4 Out of 5 Black Women Are Overweight. This Group Has the Solution — and They Are on the March

The trouble started in grade school. Mom had changed shifts at the local hosiery factory. Dad was working long hours as a mechanic. Big brother had left town after enlisting in the Army. So Vonda Vass Summers would come home each day to an empty house in Henderson, N.C. Alone and bored, she found solace in bologna sandwiches and boxes of mac ‘n’ cheese. She binged, then hid the evidence, hoping no one would see what she’d done.
Her weight fluctuated wildly in middle school, high school and college, spiking up, plunging down. She tried Weight Watchers—some 25 times over the years. Summers married, and took a government job in Washington, D.C. But nothing seemed to help. Other health problems materialized: diabetes, high blood pressure, depression. And she developed  trigeminal neuralgia, a nerve disorder sometimes called the suicide disease because of the intense facial pain it can cause.
She lost her job, and moved home to Henderson with her husband, so her parents could care for her.

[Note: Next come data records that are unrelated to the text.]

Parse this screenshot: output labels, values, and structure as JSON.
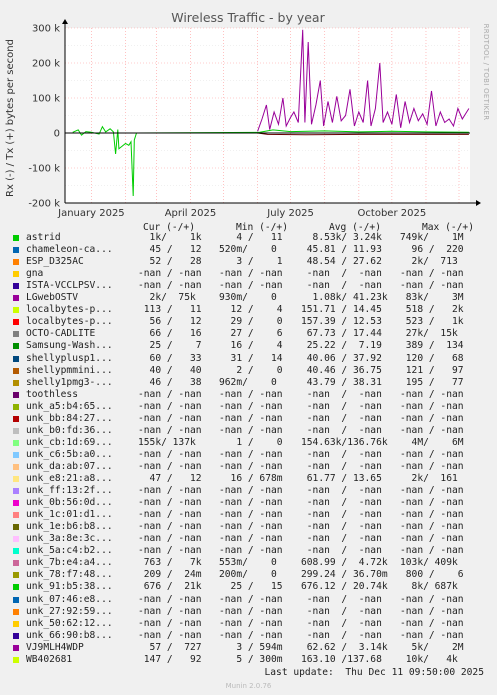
{
  "chart_data": {
    "type": "line",
    "title": "Wireless Traffic - by year",
    "ylabel": "Rx (-) / Tx (+) bytes per second",
    "side_label": "RRDTOOL / TOBI OETIKER",
    "ylim": [
      -200000,
      300000
    ],
    "y_ticks": [
      {
        "value": 300000,
        "label": "300 k"
      },
      {
        "value": 200000,
        "label": "200 k"
      },
      {
        "value": 100000,
        "label": "100 k"
      },
      {
        "value": 0,
        "label": "0"
      },
      {
        "value": -100000,
        "label": "-100 k"
      },
      {
        "value": -200000,
        "label": "-200 k"
      }
    ],
    "x_range": [
      "2024-12-08",
      "2025-12-11"
    ],
    "x_ticks": [
      {
        "date": "2025-01-01",
        "label": "January 2025"
      },
      {
        "date": "2025-04-01",
        "label": "April 2025"
      },
      {
        "date": "2025-07-01",
        "label": "July 2025"
      },
      {
        "date": "2025-10-01",
        "label": "October 2025"
      }
    ],
    "grid": true,
    "series": [
      {
        "name": "astrid",
        "color": "#00cc00",
        "points": [
          [
            "2024-12-15",
            2000
          ],
          [
            "2024-12-20",
            9000
          ],
          [
            "2024-12-23",
            -6000
          ],
          [
            "2024-12-27",
            4000
          ],
          [
            "2025-01-01",
            2000
          ],
          [
            "2025-01-08",
            -3000
          ],
          [
            "2025-01-11",
            18000
          ],
          [
            "2025-01-14",
            3000
          ],
          [
            "2025-01-18",
            12000
          ],
          [
            "2025-01-21",
            3000
          ],
          [
            "2025-01-23",
            -60000
          ],
          [
            "2025-01-25",
            10000
          ],
          [
            "2025-01-26",
            -45000
          ],
          [
            "2025-01-28",
            -40000
          ],
          [
            "2025-02-01",
            -30000
          ],
          [
            "2025-02-04",
            -35000
          ],
          [
            "2025-02-06",
            -25000
          ],
          [
            "2025-02-08",
            -180000
          ],
          [
            "2025-02-09",
            -20000
          ],
          [
            "2025-02-11",
            0
          ],
          [
            "2025-06-03",
            2000
          ],
          [
            "2025-06-15",
            9000
          ],
          [
            "2025-07-01",
            4000
          ],
          [
            "2025-08-01",
            6000
          ],
          [
            "2025-09-01",
            3000
          ],
          [
            "2025-10-01",
            5000
          ],
          [
            "2025-11-01",
            3000
          ],
          [
            "2025-12-10",
            2000
          ]
        ]
      },
      {
        "name": "LGwebOSTV",
        "color": "#990099",
        "points": [
          [
            "2025-06-01",
            5000
          ],
          [
            "2025-06-05",
            40000
          ],
          [
            "2025-06-09",
            80000
          ],
          [
            "2025-06-12",
            10000
          ],
          [
            "2025-06-16",
            60000
          ],
          [
            "2025-06-20",
            25000
          ],
          [
            "2025-06-24",
            100000
          ],
          [
            "2025-06-27",
            20000
          ],
          [
            "2025-07-01",
            45000
          ],
          [
            "2025-07-04",
            60000
          ],
          [
            "2025-07-08",
            30000
          ],
          [
            "2025-07-12",
            295000
          ],
          [
            "2025-07-14",
            30000
          ],
          [
            "2025-07-17",
            260000
          ],
          [
            "2025-07-20",
            25000
          ],
          [
            "2025-07-24",
            80000
          ],
          [
            "2025-07-28",
            150000
          ],
          [
            "2025-07-31",
            20000
          ],
          [
            "2025-08-04",
            90000
          ],
          [
            "2025-08-08",
            30000
          ],
          [
            "2025-08-12",
            105000
          ],
          [
            "2025-08-16",
            35000
          ],
          [
            "2025-08-20",
            50000
          ],
          [
            "2025-08-24",
            125000
          ],
          [
            "2025-08-28",
            20000
          ],
          [
            "2025-09-01",
            60000
          ],
          [
            "2025-09-05",
            30000
          ],
          [
            "2025-09-09",
            150000
          ],
          [
            "2025-09-12",
            20000
          ],
          [
            "2025-09-16",
            70000
          ],
          [
            "2025-09-20",
            200000
          ],
          [
            "2025-09-23",
            30000
          ],
          [
            "2025-09-27",
            60000
          ],
          [
            "2025-10-01",
            25000
          ],
          [
            "2025-10-05",
            110000
          ],
          [
            "2025-10-09",
            15000
          ],
          [
            "2025-10-13",
            90000
          ],
          [
            "2025-10-17",
            30000
          ],
          [
            "2025-10-21",
            70000
          ],
          [
            "2025-10-25",
            35000
          ],
          [
            "2025-10-29",
            55000
          ],
          [
            "2025-11-02",
            25000
          ],
          [
            "2025-11-06",
            120000
          ],
          [
            "2025-11-10",
            20000
          ],
          [
            "2025-11-14",
            60000
          ],
          [
            "2025-11-18",
            30000
          ],
          [
            "2025-11-22",
            40000
          ],
          [
            "2025-11-26",
            20000
          ],
          [
            "2025-11-30",
            70000
          ],
          [
            "2025-12-04",
            40000
          ],
          [
            "2025-12-08",
            60000
          ],
          [
            "2025-12-10",
            70000
          ]
        ]
      },
      {
        "name": "WB402681",
        "color": "#660000",
        "points": [
          [
            "2024-12-08",
            0
          ],
          [
            "2025-06-01",
            0
          ],
          [
            "2025-06-10",
            -4000
          ],
          [
            "2025-07-15",
            -5000
          ],
          [
            "2025-09-01",
            -4000
          ],
          [
            "2025-12-10",
            -4000
          ]
        ]
      }
    ]
  },
  "legend": {
    "headers": {
      "cur": "Cur (-/+)",
      "min": "Min (-/+)",
      "avg": "Avg (-/+)",
      "max": "Max (-/+)"
    },
    "rows": [
      {
        "name": "astrid",
        "color": "#00cc00",
        "cur": "  1k/    1k",
        "min": "   4 /   11",
        "avg": "  8.53k/ 3.24k",
        "max": "749k/    1M"
      },
      {
        "name": "chameleon-ca...",
        "color": "#0066b3",
        "cur": "  45 /   12",
        "min": "520m/    0",
        "avg": " 45.81 / 11.93",
        "max": "  96 /  220"
      },
      {
        "name": "ESP_D325AC",
        "color": "#ff8000",
        "cur": "  52 /   28",
        "min": "   3 /    1",
        "avg": " 48.54 / 27.62",
        "max": "  2k/  713"
      },
      {
        "name": "gna",
        "color": "#ffcc00",
        "cur": "-nan / -nan",
        "min": "-nan / -nan",
        "avg": " -nan  /  -nan",
        "max": "-nan / -nan"
      },
      {
        "name": "ISTA-VCCLPSV...",
        "color": "#330099",
        "cur": "-nan / -nan",
        "min": "-nan / -nan",
        "avg": " -nan  /  -nan",
        "max": "-nan / -nan"
      },
      {
        "name": "LGwebOSTV",
        "color": "#990099",
        "cur": "  2k/  75k",
        "min": "930m/    0",
        "avg": "  1.08k/ 41.23k",
        "max": " 83k/    3M"
      },
      {
        "name": "localbytes-p...",
        "color": "#ccff00",
        "cur": " 113 /   11",
        "min": "  12 /    4",
        "avg": "151.71 / 14.45",
        "max": " 518 /   2k"
      },
      {
        "name": "localbytes-p...",
        "color": "#ff0000",
        "cur": "  56 /   12",
        "min": "  29 /    0",
        "avg": "157.39 / 12.53",
        "max": " 523 /   1k"
      },
      {
        "name": "OCTO-CADLITE",
        "color": "#808080",
        "cur": "  66 /   16",
        "min": "  27 /    6",
        "avg": " 67.73 / 17.44",
        "max": " 27k/  15k"
      },
      {
        "name": "Samsung-Wash...",
        "color": "#008f00",
        "cur": "  25 /    7",
        "min": "  16 /    4",
        "avg": " 25.22 /  7.19",
        "max": " 389 /  134"
      },
      {
        "name": "shellyplusp1...",
        "color": "#00487d",
        "cur": "  60 /   33",
        "min": "  31 /   14",
        "avg": " 40.06 / 37.92",
        "max": " 120 /   68"
      },
      {
        "name": "shellypmmini...",
        "color": "#b35a00",
        "cur": "  40 /   40",
        "min": "   2 /    0",
        "avg": " 40.46 / 36.75",
        "max": " 121 /   97"
      },
      {
        "name": "shelly1pmg3-...",
        "color": "#b38f00",
        "cur": "  46 /   38",
        "min": "962m/    0",
        "avg": " 43.79 / 38.31",
        "max": " 195 /   77"
      },
      {
        "name": "toothless",
        "color": "#6b006b",
        "cur": "-nan / -nan",
        "min": "-nan / -nan",
        "avg": " -nan  /  -nan",
        "max": "-nan / -nan"
      },
      {
        "name": "unk_a5:b4:65...",
        "color": "#8fb300",
        "cur": "-nan / -nan",
        "min": "-nan / -nan",
        "avg": " -nan  /  -nan",
        "max": "-nan / -nan"
      },
      {
        "name": "unk_bb:84:27...",
        "color": "#b30000",
        "cur": "-nan / -nan",
        "min": "-nan / -nan",
        "avg": " -nan  /  -nan",
        "max": "-nan / -nan"
      },
      {
        "name": "unk_b0:fd:36...",
        "color": "#bebebe",
        "cur": "-nan / -nan",
        "min": "-nan / -nan",
        "avg": " -nan  /  -nan",
        "max": "-nan / -nan"
      },
      {
        "name": "unk_cb:1d:69...",
        "color": "#80ff80",
        "cur": "155k/ 137k",
        "min": "   1 /    0",
        "avg": "154.63k/136.76k",
        "max": "  4M/    6M"
      },
      {
        "name": "unk_c6:5b:a0...",
        "color": "#80c9ff",
        "cur": "-nan / -nan",
        "min": "-nan / -nan",
        "avg": " -nan  /  -nan",
        "max": "-nan / -nan"
      },
      {
        "name": "unk_da:ab:07...",
        "color": "#ffc080",
        "cur": "-nan / -nan",
        "min": "-nan / -nan",
        "avg": " -nan  /  -nan",
        "max": "-nan / -nan"
      },
      {
        "name": "unk_e8:21:a8...",
        "color": "#ffe680",
        "cur": "  47 /   12",
        "min": "  16 / 678m",
        "avg": " 61.77 / 13.65",
        "max": "  2k/  161"
      },
      {
        "name": "unk_ff:13:2f...",
        "color": "#aa80ff",
        "cur": "-nan / -nan",
        "min": "-nan / -nan",
        "avg": " -nan  /  -nan",
        "max": "-nan / -nan"
      },
      {
        "name": "unk_0b:56:0d...",
        "color": "#ee00cc",
        "cur": "-nan / -nan",
        "min": "-nan / -nan",
        "avg": " -nan  /  -nan",
        "max": "-nan / -nan"
      },
      {
        "name": "unk_1c:01:d1...",
        "color": "#ff8080",
        "cur": "-nan / -nan",
        "min": "-nan / -nan",
        "avg": " -nan  /  -nan",
        "max": "-nan / -nan"
      },
      {
        "name": "unk_1e:b6:b8...",
        "color": "#666600",
        "cur": "-nan / -nan",
        "min": "-nan / -nan",
        "avg": " -nan  /  -nan",
        "max": "-nan / -nan"
      },
      {
        "name": "unk_3a:8e:3c...",
        "color": "#ffbfff",
        "cur": "-nan / -nan",
        "min": "-nan / -nan",
        "avg": " -nan  /  -nan",
        "max": "-nan / -nan"
      },
      {
        "name": "unk_5a:c4:b2...",
        "color": "#00ffcc",
        "cur": "-nan / -nan",
        "min": "-nan / -nan",
        "avg": " -nan  /  -nan",
        "max": "-nan / -nan"
      },
      {
        "name": "unk_7b:e4:a4...",
        "color": "#cc6699",
        "cur": " 763 /   7k",
        "min": "553m/    0",
        "avg": "608.99 /  4.72k",
        "max": "103k/ 409k"
      },
      {
        "name": "unk_78:f7:48...",
        "color": "#999900",
        "cur": " 209 /  24m",
        "min": "200m/    0",
        "avg": "299.24 / 36.70m",
        "max": " 800 /    6"
      },
      {
        "name": "unk_91:b5:38...",
        "color": "#00cc00",
        "cur": " 676 /  21k",
        "min": "  25 /   15",
        "avg": "676.12 / 20.74k",
        "max": "  8k/ 687k"
      },
      {
        "name": "unk_07:46:e8...",
        "color": "#0066b3",
        "cur": "-nan / -nan",
        "min": "-nan / -nan",
        "avg": " -nan  /  -nan",
        "max": "-nan / -nan"
      },
      {
        "name": "unk_27:92:59...",
        "color": "#ff8000",
        "cur": "-nan / -nan",
        "min": "-nan / -nan",
        "avg": " -nan  /  -nan",
        "max": "-nan / -nan"
      },
      {
        "name": "unk_50:62:12...",
        "color": "#ffcc00",
        "cur": "-nan / -nan",
        "min": "-nan / -nan",
        "avg": " -nan  /  -nan",
        "max": "-nan / -nan"
      },
      {
        "name": "unk_66:90:b8...",
        "color": "#330099",
        "cur": "-nan / -nan",
        "min": "-nan / -nan",
        "avg": " -nan  /  -nan",
        "max": "-nan / -nan"
      },
      {
        "name": "VJ9MLH4WDP",
        "color": "#990099",
        "cur": "  57 /  727",
        "min": "   3 / 594m",
        "avg": " 62.62 /  3.14k",
        "max": "  5k/    2M"
      },
      {
        "name": "WB402681",
        "color": "#ccff00",
        "cur": " 147 /   92",
        "min": "   5 / 300m",
        "avg": "163.10 /137.68",
        "max": " 10k/   4k"
      }
    ]
  },
  "footer": {
    "last_update": "Last update:  Thu Dec 11 09:50:00 2025",
    "munin": "Munin 2.0.76"
  }
}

Medication helped ease the aching, but now that she could chew again, the weight kept piling on. Hurting and ashamed as the scale crested 270 pounds, Summers took to her basement, popping 30 pills a day—living, to hear her tell it, in a “zombie-like state.”
A visit to a general practitioner in 2010 put a scare in her. He alerted her to her family’s history of diabetes and high blood pressure, and issued a blunt warning: change your ways, or prepare for an early grave.  Summers vowed to try anew. “I was sick and tired of being sick and tired,” she says, referencing the famous words etched on the tombstone of civil-rights leader Fannie Lou Hamer.